“El Estado soy Yo”, frase atribuida al rey francés Luis XIV, personifica el absolutismo en el poder; en el caso de los monarcas por designación “divina” y en el caso de los extremistas por designación “popular”. Dos variantes del absolutismo del poder, última de las cuales parece estar representando Gustavo Petro ya no desde el trono del rey en el Parlamento francés sino desde un balcón de la Casa de Nariño. Dos Luis después, Luis XVI fue decapitado en la revolución francesa y su cabeza quedó sin poder ... y sin cuerpo.
Esas personalidades absolutistas llaman a la violencia, de la cual después se lamentan, más aún si son víctimas de ella. La revolución Francesa, que dio origen a la democracia liberal moderna, alcanzó su validez conceptual práctica en la Constitución Federal de Los Estados Unidos de América. En esta, inmigrantes europeos huyendo de la violencia religiosa y política que produjo reiteradamente el absolutismo, concluyeron que debía crearse un gobierno donde todo miembro de él tuviera controles y ninguno fuera omnipotente ni por la gracia de Dios ni por la gracia del Pueblo. Históricamente, siempre ambas gracias venían apoyadas en ejércitos o grupos armados. La otra gran consideración plasmada constitucionalmente fue que siempre había que desconfiar del poder del estado y que los ciudadanos debían contar todos los mecanismos para tener amarrado ese leviatán, pues siempre que podía “personalizaba” el poder. Para los absolutistas el poder es excluyente, para abusar de él, para “vivir rico”. El Estado, según la Constitución Estadounidense es una creación social que debe estar al servicio de ciudadanos libres, no para imponerse sobre estos aludiendo al “bien común”, que casualmente siempre se personifica en el autócrata. Y esa Constitución de más de doscientos años, está llena de controles y equilibrios entre los poderes y de mecanismos ciudadanos para impedir su abuso del poder. Eso que odian los autócratas.
En dos brazos se apoya un sistema contrario a la democracia liberal: en un cuerpo armado al servicio y usufructuante también de ese poder y una burocracia creciente e interventora que copa todos los espacios de la sociedad civil. Y esas burocracias infértiles, las podemos ver personificadas en las ministras Corcho y Vélez, quienes mezclan la soberbia con la ineptitud del militante ideológico; ellas no trabajan para los ciudadanos sino para su líder y su “idea popular”. Todo control es “reaccionario”.
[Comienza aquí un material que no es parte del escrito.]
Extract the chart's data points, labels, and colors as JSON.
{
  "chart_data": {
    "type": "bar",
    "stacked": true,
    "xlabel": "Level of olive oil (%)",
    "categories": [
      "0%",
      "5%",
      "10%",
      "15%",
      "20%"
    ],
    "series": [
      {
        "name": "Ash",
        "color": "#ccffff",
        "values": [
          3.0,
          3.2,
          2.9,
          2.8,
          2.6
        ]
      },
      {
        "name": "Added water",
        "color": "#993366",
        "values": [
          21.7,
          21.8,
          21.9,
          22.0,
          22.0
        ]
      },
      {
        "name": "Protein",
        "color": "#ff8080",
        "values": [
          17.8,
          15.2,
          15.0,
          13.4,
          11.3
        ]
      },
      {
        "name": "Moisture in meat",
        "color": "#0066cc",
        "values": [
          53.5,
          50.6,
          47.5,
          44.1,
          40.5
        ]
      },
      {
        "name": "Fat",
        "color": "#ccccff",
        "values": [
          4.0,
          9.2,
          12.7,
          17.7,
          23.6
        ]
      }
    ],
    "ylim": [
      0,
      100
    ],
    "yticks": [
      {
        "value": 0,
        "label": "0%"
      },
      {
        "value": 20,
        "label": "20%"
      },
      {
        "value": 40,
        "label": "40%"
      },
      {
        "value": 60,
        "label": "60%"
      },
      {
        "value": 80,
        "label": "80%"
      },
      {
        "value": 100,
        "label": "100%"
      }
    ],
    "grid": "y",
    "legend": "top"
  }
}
La burocracia no es un mal menor y eso lo atestigua la extinta Unión Soviética que se hundió por esa masa gigantesca de burócratas, que crean complejas redes de corrupción y de creciente incapacidad que pueden producir gravísimo daño y son incapaces de corregirse. La filosofa alemana Hannah Arendt asistió al juicio en Israel del criminal de guerra Adolf Eichmann, como corresponsal periodística. La mayor impresión que tuvo al seguir el juicio era que Adolf Eichmann no era ese ser malvado que había esperado encontrar en alguien que había sido central en la construcción del sistema de exterminio nazi de judíos, homosexuales, débiles mentales o simplemente enemigos políticos; no era maquiavélico o sanguinario o déspota, solo era un burócrata que buscaba optimizar su trabajo, que era la eliminación masiva de seres humanos, sin ningún cuestionamiento moral de su parte, solo como activista de una idea que partía de su líder. Era un ser humano amoral, cobarde, gris, que la llevó a concluir que el bien no puede ser banal, pero el mal sí.
El presidente Petro empezó a caminar ese camino, para lo cual no dudará en usar todos los medios a su mano, empezando por el uso discrecional del presupuesto público. Eso para él no es corrupción, es su derecho a cumplir su destino autócrata que le dio el “pueblo”. Thomas Jefferson escribió: “La democracia es un árbol que debe regarse de vez en cuando con la sangre de tiranos y patriotas”. O resistimos activamente o aprendemos a vivir de rodillas. Se acabó el centro.